This from Mandy Brown was exactly what I needed to read this morning:
… the dissonance that can happen when you come back to work after some time away is a kind of messenger. It’s so easy when caught up in the day to day to become complacent about your own needs; it’s nearly a necessity, in a lot of ways, because regularly coming face-to-face with how an environment or circumstance isn’t enough can be so dispiriting. And as coping mechanisms go, this isn’t a bad one: no workplace is or can be perfect. But part of what a lengthy break can do is rid you of the fog you summoned to blunt your peripheral vision, so you can now see clearly what’s missing or what’s broken.
Yesterday had strong first-day-back-at-school vibes—and given I worked from home, that’s an impressive amount of dissonance to have achieved without enduring the whole office environment.
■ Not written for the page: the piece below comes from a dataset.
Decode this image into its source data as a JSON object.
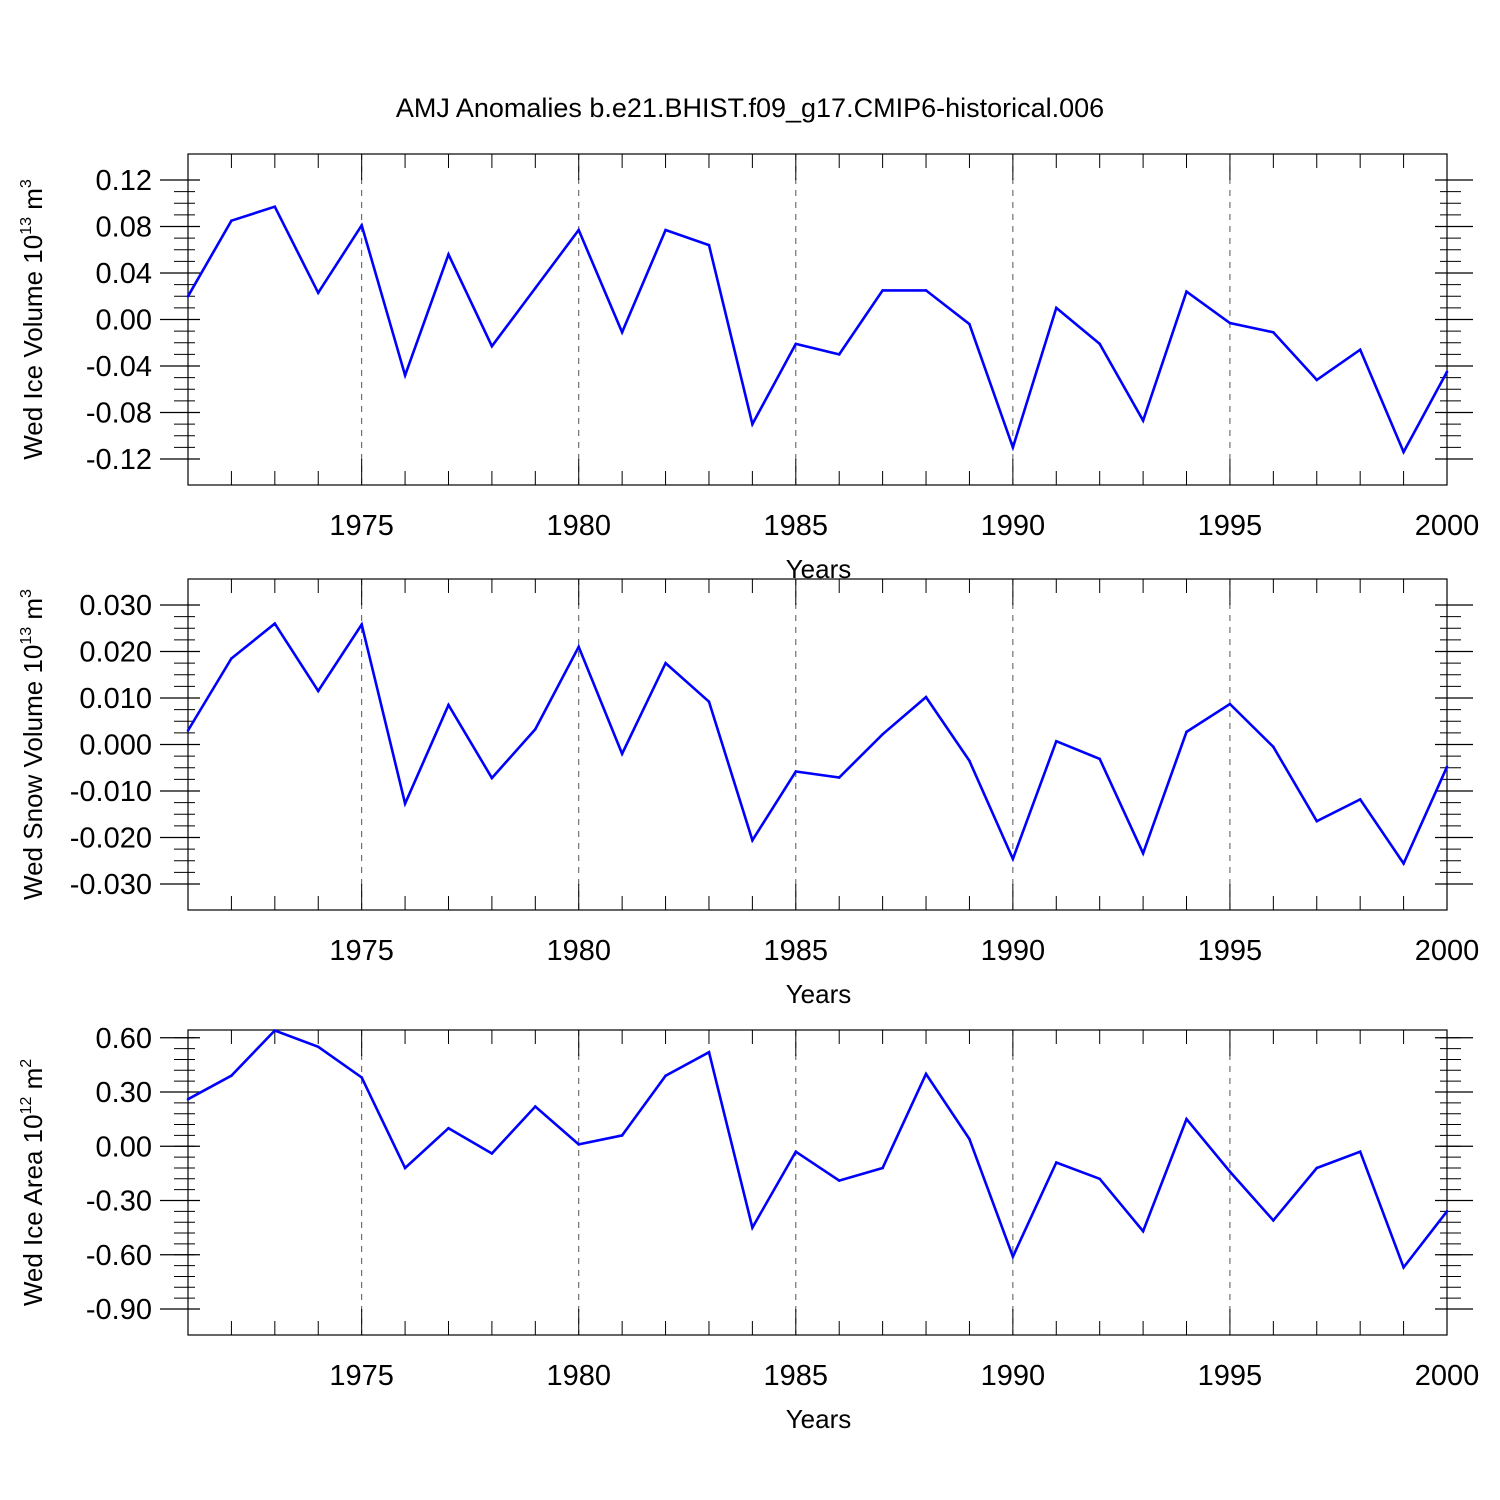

I guess what I’m taking from this is that my thoughts’n’feels about my work circumstances, as partly and messily articulated a few days ago, can be graded as “necessary, but not (yet) sufficient”. I know what’s wrong, but my direction of travel is as yet defined only in the negative (i.e. “away from this”); maybe it’s time to be a bit more concrete, more ruthless in my prioritisations.
After all, if you don’t set your own priorities, someone else will be only to glad to do so on your behalf.